Bridging human expertise with AI power

The goal of this technology is to give AI systems human-like visual understanding, enabling them to interpret and analyze visual elements such as diagrams, graphs and icons with precision and context. This capability not only enhances collaboration between humans and machines but also democratizes access to advanced skills and knowledge previously limited to experts.

By simplifying complex computations and enhancing visual cognitive abilities, the technology opens new frontiers in AI-driven solutions and sets the stage for a future where humans and machines collaborate seamlessly to the benefit of society, people and the planet.

Solving complex challenges with innovative algorithms

Traditionally, the process of optimal transport has been dauntingly resource-intensive and time-consuming, limiting its practical application in large-scale datasets.

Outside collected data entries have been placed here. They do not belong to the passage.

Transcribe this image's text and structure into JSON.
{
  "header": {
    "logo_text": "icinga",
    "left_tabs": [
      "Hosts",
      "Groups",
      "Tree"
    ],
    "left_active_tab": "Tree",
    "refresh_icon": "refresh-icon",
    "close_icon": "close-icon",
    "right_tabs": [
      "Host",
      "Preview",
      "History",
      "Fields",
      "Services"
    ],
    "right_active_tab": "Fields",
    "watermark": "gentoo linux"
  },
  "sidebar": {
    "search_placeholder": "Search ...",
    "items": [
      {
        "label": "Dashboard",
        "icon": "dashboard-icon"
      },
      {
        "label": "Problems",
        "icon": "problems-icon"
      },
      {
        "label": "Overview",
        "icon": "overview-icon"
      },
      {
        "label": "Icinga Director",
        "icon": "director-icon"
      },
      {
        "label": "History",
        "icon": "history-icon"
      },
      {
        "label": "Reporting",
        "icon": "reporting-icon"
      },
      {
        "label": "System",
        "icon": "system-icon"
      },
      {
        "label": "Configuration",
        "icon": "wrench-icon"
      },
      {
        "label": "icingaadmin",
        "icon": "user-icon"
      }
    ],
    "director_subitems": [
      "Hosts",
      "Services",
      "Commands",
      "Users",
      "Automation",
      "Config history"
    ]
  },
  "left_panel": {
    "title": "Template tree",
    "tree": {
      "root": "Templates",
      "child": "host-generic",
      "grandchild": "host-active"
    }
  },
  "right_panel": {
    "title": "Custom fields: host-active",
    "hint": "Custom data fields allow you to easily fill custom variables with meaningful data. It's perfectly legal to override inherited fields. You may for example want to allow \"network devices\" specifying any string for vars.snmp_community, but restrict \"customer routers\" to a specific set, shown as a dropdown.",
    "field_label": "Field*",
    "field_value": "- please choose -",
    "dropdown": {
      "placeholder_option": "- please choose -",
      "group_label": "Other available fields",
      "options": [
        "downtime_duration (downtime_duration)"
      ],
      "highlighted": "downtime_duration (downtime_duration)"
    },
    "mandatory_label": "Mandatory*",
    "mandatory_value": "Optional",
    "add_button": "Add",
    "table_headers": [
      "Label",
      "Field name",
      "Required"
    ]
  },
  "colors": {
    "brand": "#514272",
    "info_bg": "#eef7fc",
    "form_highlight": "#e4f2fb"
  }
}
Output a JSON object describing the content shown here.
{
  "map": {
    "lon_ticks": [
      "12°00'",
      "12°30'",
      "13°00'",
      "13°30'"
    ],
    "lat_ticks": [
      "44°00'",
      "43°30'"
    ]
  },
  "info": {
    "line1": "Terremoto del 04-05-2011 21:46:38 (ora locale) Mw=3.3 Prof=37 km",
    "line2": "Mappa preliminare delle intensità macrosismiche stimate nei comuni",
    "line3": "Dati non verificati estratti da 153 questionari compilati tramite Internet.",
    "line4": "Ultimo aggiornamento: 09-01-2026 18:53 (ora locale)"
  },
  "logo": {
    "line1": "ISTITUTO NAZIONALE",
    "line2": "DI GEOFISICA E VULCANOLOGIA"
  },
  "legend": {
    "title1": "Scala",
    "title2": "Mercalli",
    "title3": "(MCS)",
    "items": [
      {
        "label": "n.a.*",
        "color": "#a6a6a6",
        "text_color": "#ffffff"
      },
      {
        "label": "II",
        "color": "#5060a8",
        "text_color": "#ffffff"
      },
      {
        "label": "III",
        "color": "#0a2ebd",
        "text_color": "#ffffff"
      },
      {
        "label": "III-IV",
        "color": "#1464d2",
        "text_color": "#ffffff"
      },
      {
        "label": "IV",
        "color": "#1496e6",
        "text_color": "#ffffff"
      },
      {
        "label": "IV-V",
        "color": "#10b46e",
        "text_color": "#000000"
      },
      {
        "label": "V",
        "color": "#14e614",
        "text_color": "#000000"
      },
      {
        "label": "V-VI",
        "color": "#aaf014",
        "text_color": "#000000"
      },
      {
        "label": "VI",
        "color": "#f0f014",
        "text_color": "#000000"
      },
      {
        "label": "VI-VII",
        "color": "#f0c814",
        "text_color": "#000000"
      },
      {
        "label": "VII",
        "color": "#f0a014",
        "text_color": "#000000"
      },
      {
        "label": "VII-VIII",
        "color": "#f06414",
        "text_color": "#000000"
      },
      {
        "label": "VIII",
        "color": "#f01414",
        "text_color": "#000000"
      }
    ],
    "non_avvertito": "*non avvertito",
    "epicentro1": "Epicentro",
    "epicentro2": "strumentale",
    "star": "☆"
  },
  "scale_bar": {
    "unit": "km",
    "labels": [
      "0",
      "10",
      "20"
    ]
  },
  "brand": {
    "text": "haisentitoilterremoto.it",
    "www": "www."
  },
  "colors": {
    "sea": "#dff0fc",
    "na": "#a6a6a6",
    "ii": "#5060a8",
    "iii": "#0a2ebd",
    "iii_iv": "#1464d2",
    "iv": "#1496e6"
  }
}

This solution leverages the concept of cyclic symmetry, where structures maintain their form under specific transformations like rotation or inversion, such as the regular patterns seen in gears or snowflakes, for example. This new approach effectively breaks down the optimal transport problem into smaller, more manageable components by identifying and exploiting inherent symmetries within real-world data. By reducing the complexity of the problem, NTT’s algorithm achieves faster, more efficient computations compared to traditional methods.

Recognition and future directions

This work was highlighted at the 38th Annual AAAI Conference on Artificial Intelligence, where NTT showcased how the algorithm outperforms traditional methods in both theoretical and experimental contexts.

NTT is committed to refining and expanding the capabilities of its technology. As a cornerstone of the Innovative Optical and Wireless Network (IOWN) initiative, visual machine reading technology has the potential to foster global connectivity and collaboration and enhance human capabilities.

Innovating the future

NTT’s breakthrough marks a pivotal moment in the evolution of AI and data science. It uses the power of large language models and innovative algorithms to open the door to new possibilities for efficient data analysis and transformative AI applications. As we continue to refine and expand the technology, the potential for enhancing human-machine collaboration and advancing global connectivity is far-reaching.